The Dry Preservation of Giant Vesicles Using a Group 3 LEA Protein Model Peptide and Its Molecular Mechanism

Abstract

Abstract We here focus on whether a model peptide for Group 3 LEA (G3LEA) proteins can be used for the dry preservation of vesicles whose size and phospholipid compositions resemble those of living cells. For this purpose, we prepared a peptide called PvLEA-22, which consists of two tandem repeats of the 11-mer motif characteristic of G3LEA proteins from an African sleeping chironomid, and giant vesicles (diameter 6–9 µm) prepared with egg phosphatidylcholine. We examined the particle size distribution of the vesicles before and after drying and rehydration in the presence of the peptide.
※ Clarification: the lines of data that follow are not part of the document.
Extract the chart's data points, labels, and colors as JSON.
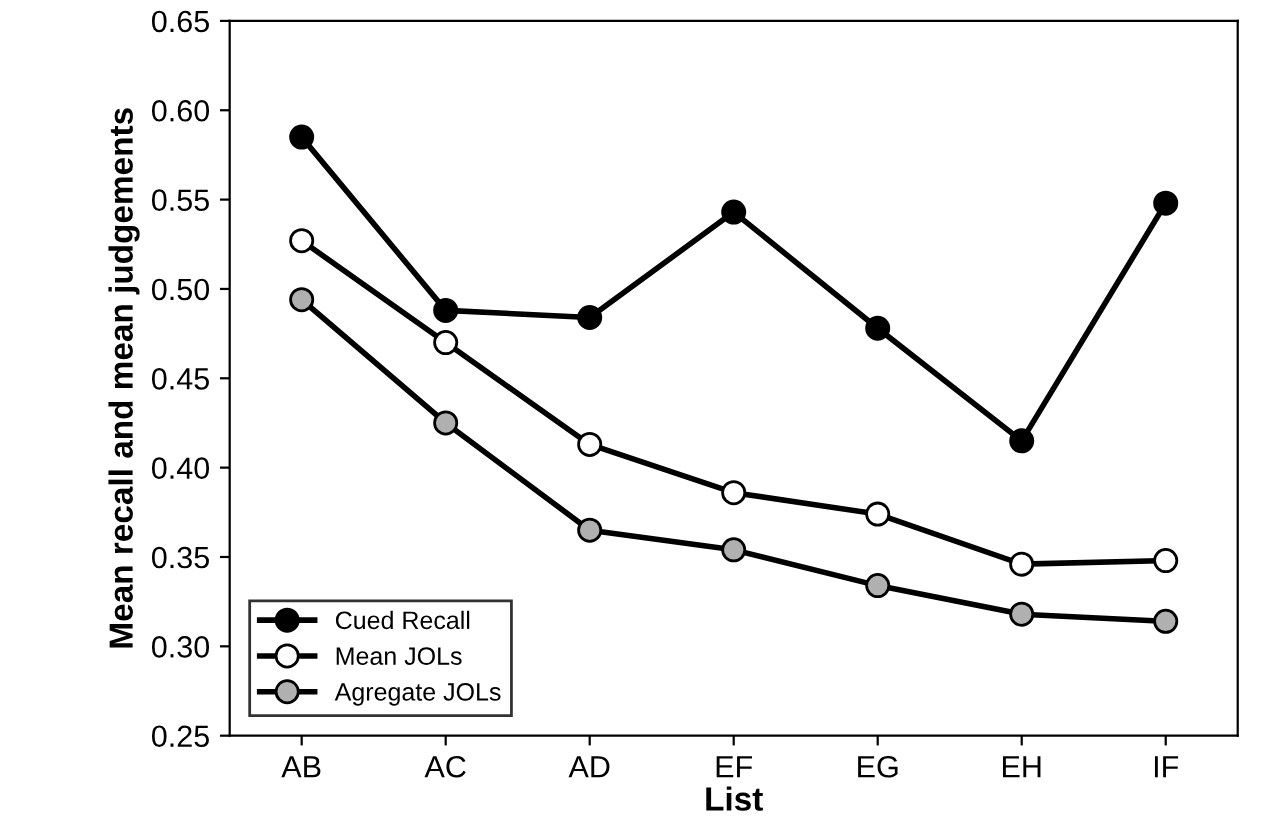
{
  "chart_data": {
    "type": "line",
    "xlabel": "List",
    "ylabel": "Mean recall and mean judgements",
    "categories": [
      "AB",
      "AC",
      "AD",
      "EF",
      "EG",
      "EH",
      "IF"
    ],
    "series": [
      {
        "name": "Cued Recall",
        "color": "#000000",
        "values": [
          0.585,
          0.488,
          0.484,
          0.543,
          0.478,
          0.415,
          0.548
        ]
      },
      {
        "name": "Mean JOLs",
        "color": "#ffffff",
        "values": [
          0.527,
          0.47,
          0.413,
          0.386,
          0.374,
          0.346,
          0.348
        ]
      },
      {
        "name": "Agregate JOLs",
        "color": "#b0b0b0",
        "values": [
          0.494,
          0.425,
          0.365,
          0.354,
          0.334,
          0.318,
          0.314
        ]
      }
    ],
    "ylim": [
      0.25,
      0.65
    ],
    "yticks": [
      {
        "value": 0.25,
        "label": "0.25"
      },
      {
        "value": 0.3,
        "label": "0.30"
      },
      {
        "value": 0.35,
        "label": "0.35"
      },
      {
        "value": 0.4,
        "label": "0.40"
      },
      {
        "value": 0.45,
        "label": "0.45"
      },
      {
        "value": 0.5,
        "label": "0.50"
      },
      {
        "value": 0.55,
        "label": "0.55"
      },
      {
        "value": 0.6,
        "label": "0.60"
      },
      {
        "value": 0.65,
        "label": "0.65"
      }
    ],
    "grid": false,
    "legend": "bottom left",
    "marker": "circle",
    "line_style": "solid"
  }
}
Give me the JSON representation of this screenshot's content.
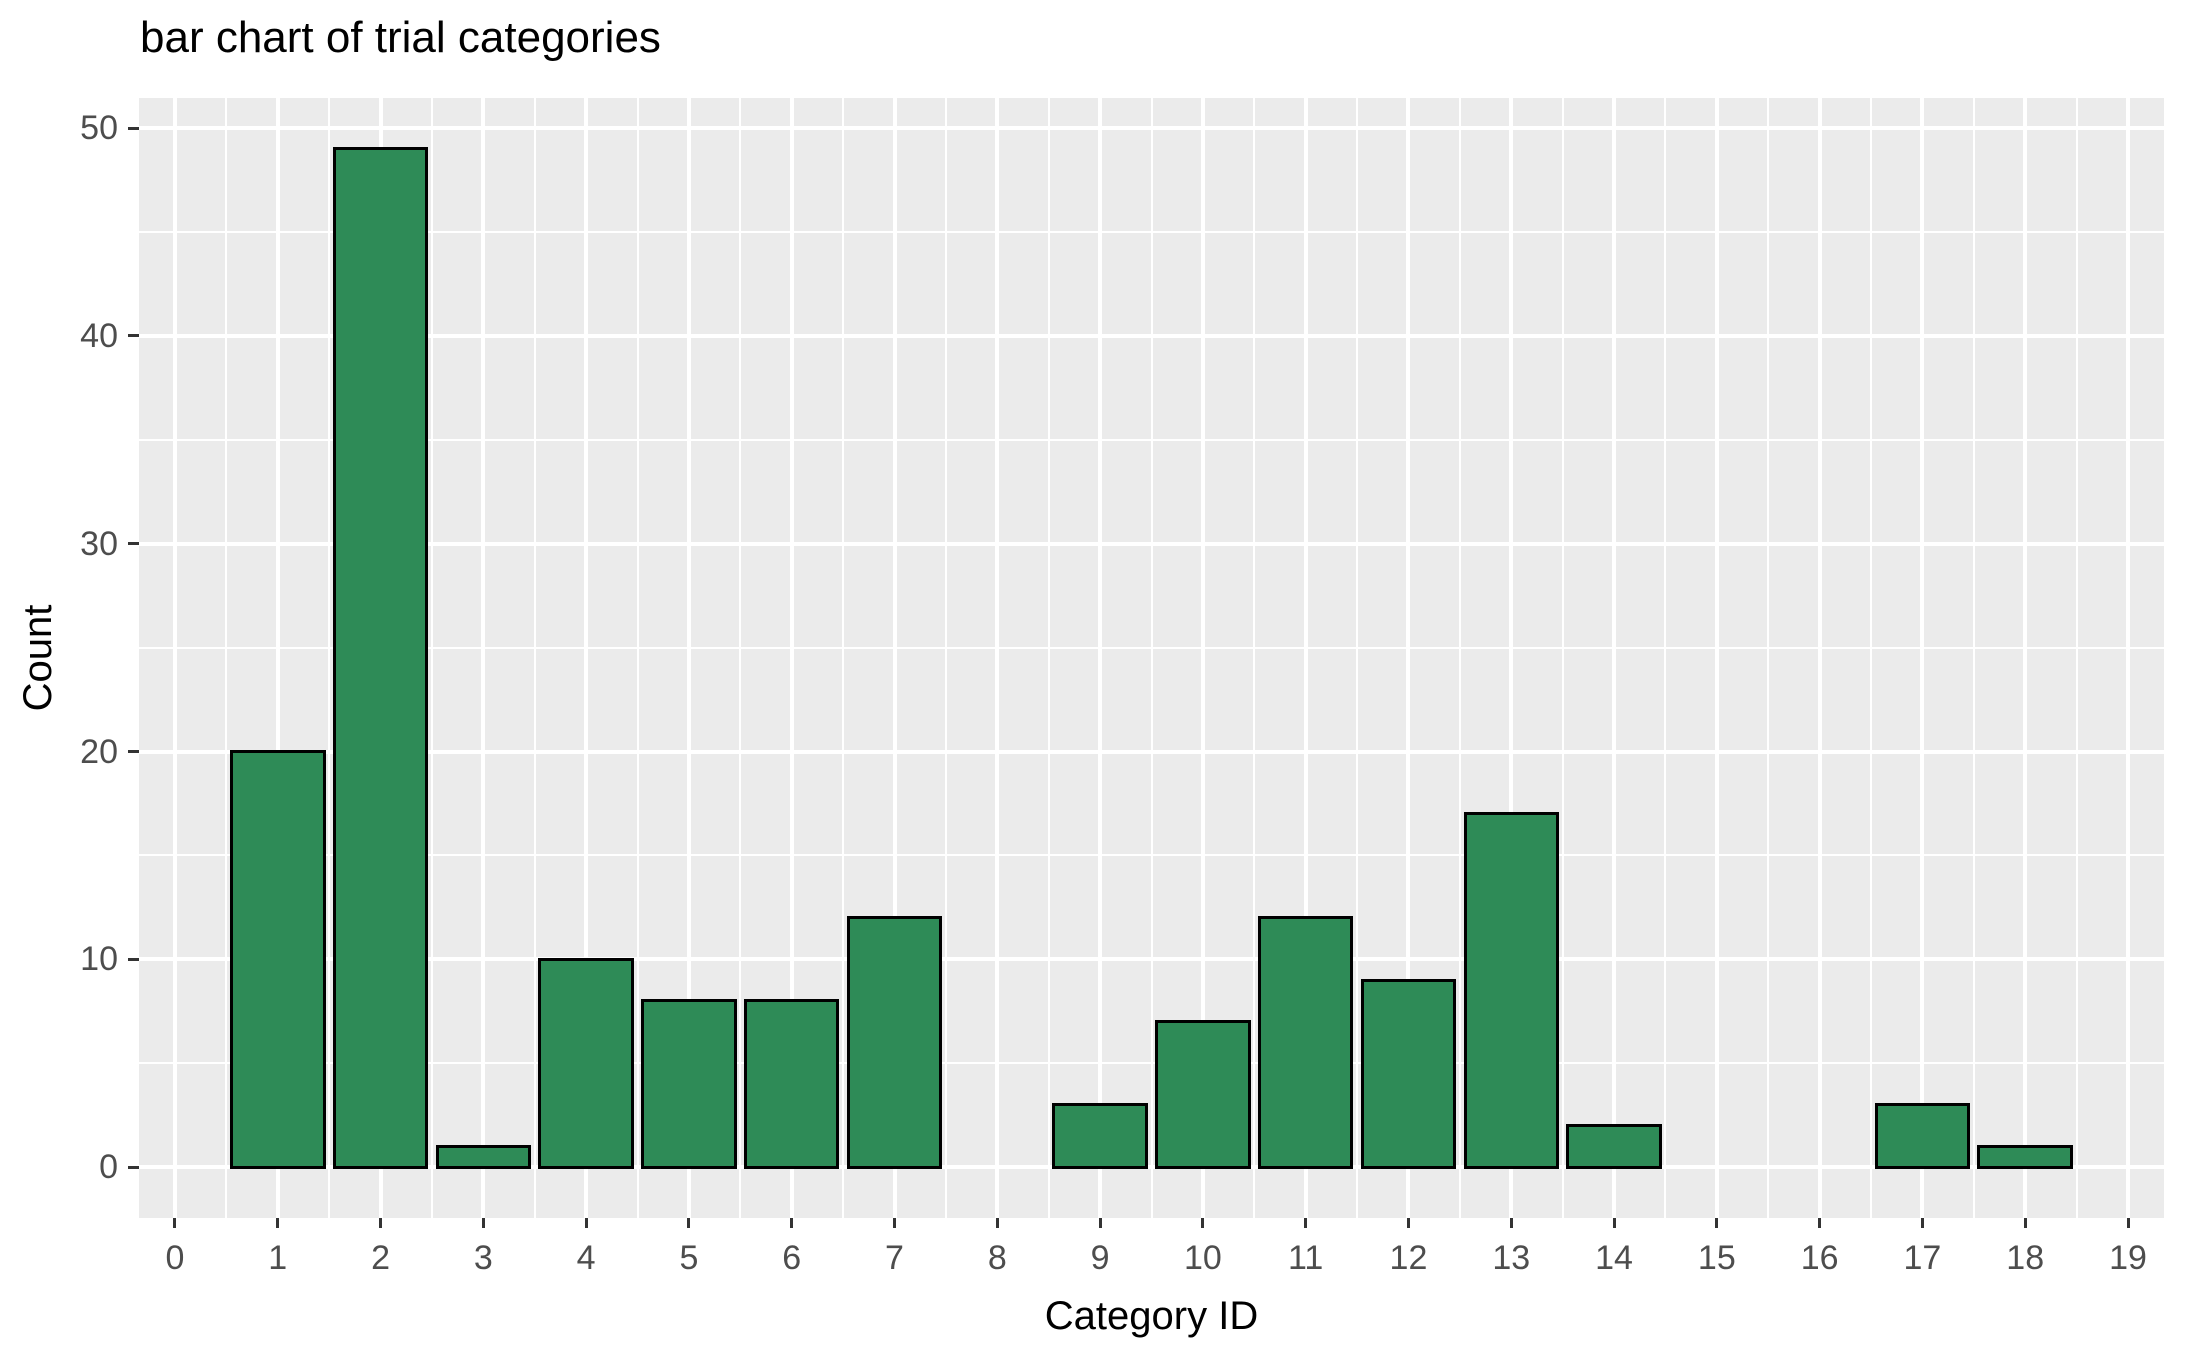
{
  "figure": {
    "title": "bar chart of trial categories"
  },
  "chart_data": {
    "type": "bar",
    "title": "bar chart of trial categories",
    "xlabel": "Category ID",
    "ylabel": "Count",
    "categories": [
      0,
      1,
      2,
      3,
      4,
      5,
      6,
      7,
      8,
      9,
      10,
      11,
      12,
      13,
      14,
      15,
      16,
      17,
      18,
      19
    ],
    "values": [
      0,
      20,
      49,
      1,
      10,
      8,
      8,
      12,
      0,
      3,
      7,
      12,
      9,
      17,
      2,
      0,
      0,
      3,
      1,
      0
    ],
    "bars": [
      {
        "x": 1,
        "count": 20
      },
      {
        "x": 2,
        "count": 49
      },
      {
        "x": 3,
        "count": 1
      },
      {
        "x": 4,
        "count": 10
      },
      {
        "x": 5,
        "count": 8
      },
      {
        "x": 6,
        "count": 8
      },
      {
        "x": 7,
        "count": 12
      },
      {
        "x": 9,
        "count": 3
      },
      {
        "x": 10,
        "count": 7
      },
      {
        "x": 11,
        "count": 12
      },
      {
        "x": 12,
        "count": 9
      },
      {
        "x": 13,
        "count": 17
      },
      {
        "x": 14,
        "count": 2
      },
      {
        "x": 17,
        "count": 3
      },
      {
        "x": 18,
        "count": 1
      }
    ],
    "x_ticks": [
      0,
      1,
      2,
      3,
      4,
      5,
      6,
      7,
      8,
      9,
      10,
      11,
      12,
      13,
      14,
      15,
      16,
      17,
      18,
      19
    ],
    "y_ticks": [
      0,
      10,
      20,
      30,
      40,
      50
    ],
    "x_range": [
      -0.35,
      19.35
    ],
    "y_range": [
      -2.45,
      51.45
    ],
    "bar_width": 0.9,
    "grid": "major+minor, white on gray panel",
    "legend": "none",
    "colors": {
      "bar_fill": "#2E8B57",
      "bar_stroke": "#000000",
      "panel_bg": "#EBEBEB",
      "gridline": "#FFFFFF",
      "tick_label": "#4D4D4D",
      "tick_mark": "#333333",
      "title_text": "#000000"
    }
  }
}
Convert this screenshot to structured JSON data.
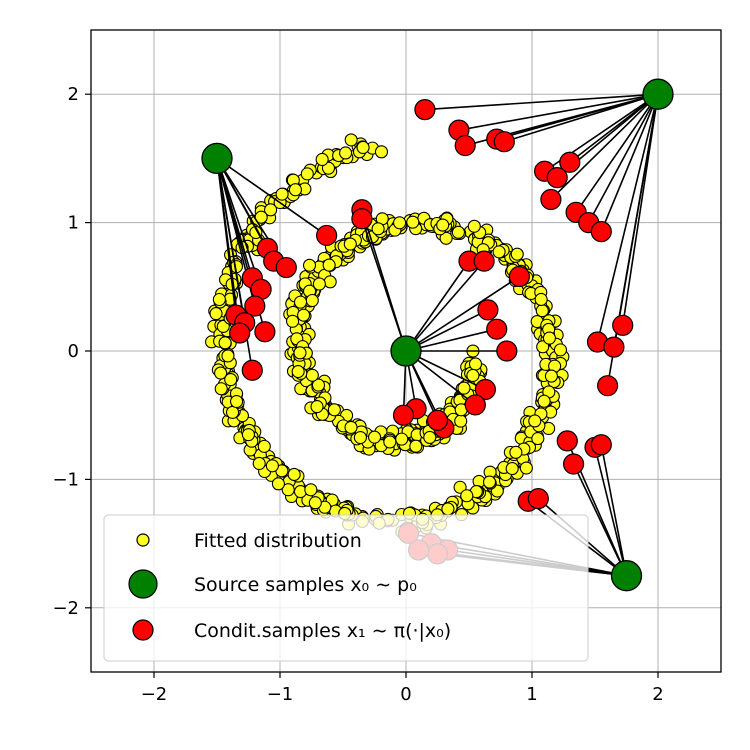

The model peptide suppressed desiccation-induced disruption of the giant vesicles in a concentration-dependent manner with an efficiency comparable to that of trehalose, a well-known desiccation protectant. To elucidate the underlying mechanism of the peptide’s protective function, we performed molecular dynamics (MD) simulations for model systems composed of the peptide PvLEA-22 and a 1-palmitoyl-2-oleoyl-sn-glycero-3-phosphatidylcholine (POPC) bilayer. The results indicate that Lys residues in PvLEA-22 interact with the bilayer surface, where their positively charged side chains, -(CH2)4NH3+, directly hydrogen bond (H-bond) with nearby phospholipid headgroups. On the basis of these results, we discuss the possible mechanisms for the protective effect of the peptide on dried vesicles.